Por eso nuestras obras, como testigos de Cristo resucitado han de estar encaminadas, no solamente al cambio de nuestro mundo, sino a sanar todos los corazones heridos por la inhumanidad del momento. Porque aunque sabemos de la maldad que existe en muchos corazones, no debemos perder ni la esperanza ni la ilusión en la transformación, de que en el corazón de todo ser humano pueda fructificar la semilla de la misericordia sembrada en él por su Hacedor.
En este tiempo tenemos que enfrentarnos al absurdo de una sociedad que tiene miedo a preguntarse cual es la meta de nuestra vida. Enfrentarnos al absurdo de ese querer vivir como si Dios fuera un estorbo, un freno al progreso y a la libertad del hombre. Sin un Dios que ame y actúe en nosotros.
Por eso lo primero es vivir desde la confianza absoluta en la acción de Dios en nosotros, como nos ha enseñado Jesús.

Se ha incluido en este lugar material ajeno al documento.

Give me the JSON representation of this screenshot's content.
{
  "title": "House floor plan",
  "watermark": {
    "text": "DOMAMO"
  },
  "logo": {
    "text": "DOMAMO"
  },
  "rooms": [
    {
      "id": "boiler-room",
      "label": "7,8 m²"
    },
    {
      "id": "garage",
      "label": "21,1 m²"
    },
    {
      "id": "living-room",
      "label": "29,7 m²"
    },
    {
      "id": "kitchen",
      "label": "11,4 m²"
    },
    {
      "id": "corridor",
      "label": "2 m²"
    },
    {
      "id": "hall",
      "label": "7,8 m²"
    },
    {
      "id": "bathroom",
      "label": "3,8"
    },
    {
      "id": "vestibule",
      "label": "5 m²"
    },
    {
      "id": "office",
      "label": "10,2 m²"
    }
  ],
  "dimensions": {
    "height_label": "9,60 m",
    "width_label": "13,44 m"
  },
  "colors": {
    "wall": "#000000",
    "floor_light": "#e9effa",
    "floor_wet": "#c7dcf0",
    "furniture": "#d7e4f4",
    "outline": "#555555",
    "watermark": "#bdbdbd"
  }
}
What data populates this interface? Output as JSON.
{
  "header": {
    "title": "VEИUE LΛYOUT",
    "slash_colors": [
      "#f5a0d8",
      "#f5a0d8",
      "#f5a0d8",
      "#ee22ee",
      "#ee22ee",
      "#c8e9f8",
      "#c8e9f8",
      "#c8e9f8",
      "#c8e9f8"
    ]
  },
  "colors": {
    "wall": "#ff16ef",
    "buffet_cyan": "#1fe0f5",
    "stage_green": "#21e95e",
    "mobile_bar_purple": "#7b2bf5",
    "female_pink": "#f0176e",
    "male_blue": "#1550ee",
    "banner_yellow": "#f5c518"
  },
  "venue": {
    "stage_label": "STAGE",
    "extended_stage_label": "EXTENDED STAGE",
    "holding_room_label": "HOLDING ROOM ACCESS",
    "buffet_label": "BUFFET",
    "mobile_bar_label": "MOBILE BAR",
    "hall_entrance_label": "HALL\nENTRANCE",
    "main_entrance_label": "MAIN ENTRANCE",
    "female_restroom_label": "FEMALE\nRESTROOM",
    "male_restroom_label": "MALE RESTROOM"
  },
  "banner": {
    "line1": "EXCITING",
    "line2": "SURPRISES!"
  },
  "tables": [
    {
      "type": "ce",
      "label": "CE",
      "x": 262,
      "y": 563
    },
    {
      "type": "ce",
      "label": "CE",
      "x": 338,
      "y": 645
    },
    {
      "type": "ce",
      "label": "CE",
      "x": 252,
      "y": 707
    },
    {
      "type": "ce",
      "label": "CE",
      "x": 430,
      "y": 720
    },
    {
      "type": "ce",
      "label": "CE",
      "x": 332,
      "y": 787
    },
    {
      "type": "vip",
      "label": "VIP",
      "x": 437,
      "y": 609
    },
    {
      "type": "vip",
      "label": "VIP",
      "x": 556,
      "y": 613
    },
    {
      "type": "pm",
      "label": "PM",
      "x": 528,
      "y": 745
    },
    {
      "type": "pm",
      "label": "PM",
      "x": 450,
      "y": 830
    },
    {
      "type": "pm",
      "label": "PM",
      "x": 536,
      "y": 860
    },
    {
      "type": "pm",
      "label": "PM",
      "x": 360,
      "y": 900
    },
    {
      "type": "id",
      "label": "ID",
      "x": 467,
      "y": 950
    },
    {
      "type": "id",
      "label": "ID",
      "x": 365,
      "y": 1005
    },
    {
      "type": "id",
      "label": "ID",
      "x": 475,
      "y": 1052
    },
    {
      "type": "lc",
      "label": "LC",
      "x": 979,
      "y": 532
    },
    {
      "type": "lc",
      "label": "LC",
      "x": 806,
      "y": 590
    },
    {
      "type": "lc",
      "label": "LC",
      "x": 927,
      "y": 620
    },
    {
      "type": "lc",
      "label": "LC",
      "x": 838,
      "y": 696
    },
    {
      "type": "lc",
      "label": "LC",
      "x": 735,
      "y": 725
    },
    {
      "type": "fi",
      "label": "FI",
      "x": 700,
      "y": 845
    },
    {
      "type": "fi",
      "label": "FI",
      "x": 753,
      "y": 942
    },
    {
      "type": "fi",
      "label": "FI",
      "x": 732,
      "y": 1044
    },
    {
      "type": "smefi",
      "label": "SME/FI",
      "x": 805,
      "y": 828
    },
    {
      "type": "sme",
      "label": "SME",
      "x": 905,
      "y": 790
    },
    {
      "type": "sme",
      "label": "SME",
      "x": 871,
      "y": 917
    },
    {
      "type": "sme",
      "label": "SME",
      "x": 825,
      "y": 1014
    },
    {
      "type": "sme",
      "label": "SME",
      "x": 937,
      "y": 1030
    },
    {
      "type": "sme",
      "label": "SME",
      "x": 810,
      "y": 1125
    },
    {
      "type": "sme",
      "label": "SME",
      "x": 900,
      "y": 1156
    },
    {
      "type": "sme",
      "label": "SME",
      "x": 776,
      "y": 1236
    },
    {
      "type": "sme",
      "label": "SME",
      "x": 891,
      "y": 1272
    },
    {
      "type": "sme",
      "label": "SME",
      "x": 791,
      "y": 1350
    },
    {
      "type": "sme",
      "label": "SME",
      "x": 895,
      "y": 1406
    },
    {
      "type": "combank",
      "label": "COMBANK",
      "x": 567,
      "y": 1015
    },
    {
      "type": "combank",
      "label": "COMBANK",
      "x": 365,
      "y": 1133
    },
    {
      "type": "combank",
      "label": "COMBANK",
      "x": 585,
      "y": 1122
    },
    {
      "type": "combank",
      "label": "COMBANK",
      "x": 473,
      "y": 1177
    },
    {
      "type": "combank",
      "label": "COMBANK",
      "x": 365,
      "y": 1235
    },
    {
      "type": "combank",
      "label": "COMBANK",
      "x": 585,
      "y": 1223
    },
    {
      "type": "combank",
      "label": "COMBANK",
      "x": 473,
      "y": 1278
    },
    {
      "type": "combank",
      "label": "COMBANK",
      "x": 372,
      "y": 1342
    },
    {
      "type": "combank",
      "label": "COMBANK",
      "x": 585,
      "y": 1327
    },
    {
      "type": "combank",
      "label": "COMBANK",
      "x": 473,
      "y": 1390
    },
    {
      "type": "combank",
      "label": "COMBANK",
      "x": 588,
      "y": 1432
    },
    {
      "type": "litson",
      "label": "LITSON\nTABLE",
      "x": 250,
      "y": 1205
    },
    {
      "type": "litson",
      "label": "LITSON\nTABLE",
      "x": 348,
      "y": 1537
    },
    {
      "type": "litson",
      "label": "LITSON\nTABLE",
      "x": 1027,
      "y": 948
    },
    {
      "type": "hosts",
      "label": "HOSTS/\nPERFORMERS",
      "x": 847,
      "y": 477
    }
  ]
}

Pues Dios sigue trabajando con amor infinito el corazón y la conciencia de todos sus hijos, incluso en esos a las que consideramos fuera, “ovejas perdidas definitivamente”. Dios no se para, a Él no lo bloquea ninguna crisis, ni material ni espiritual.
Es nuestra responsabilidad, gritar a un mundo, que en tantas ocasiones no quiere oír, que Dios sigue con nosotros, que Cristo, con la plenitud de su gloria y de su humanidad sigue dentro de todos y cada uno de nosotros. Pero sin convertirnos en un freno de su hacer, al intentar hacer presente su ser y su vivir en el mundo. La forma perfecta es siendo nosotros ejemplo y vida de docilidad en el Espíritu, en el amor al hermano, un amor que sea reflejo del gran amor de Dios.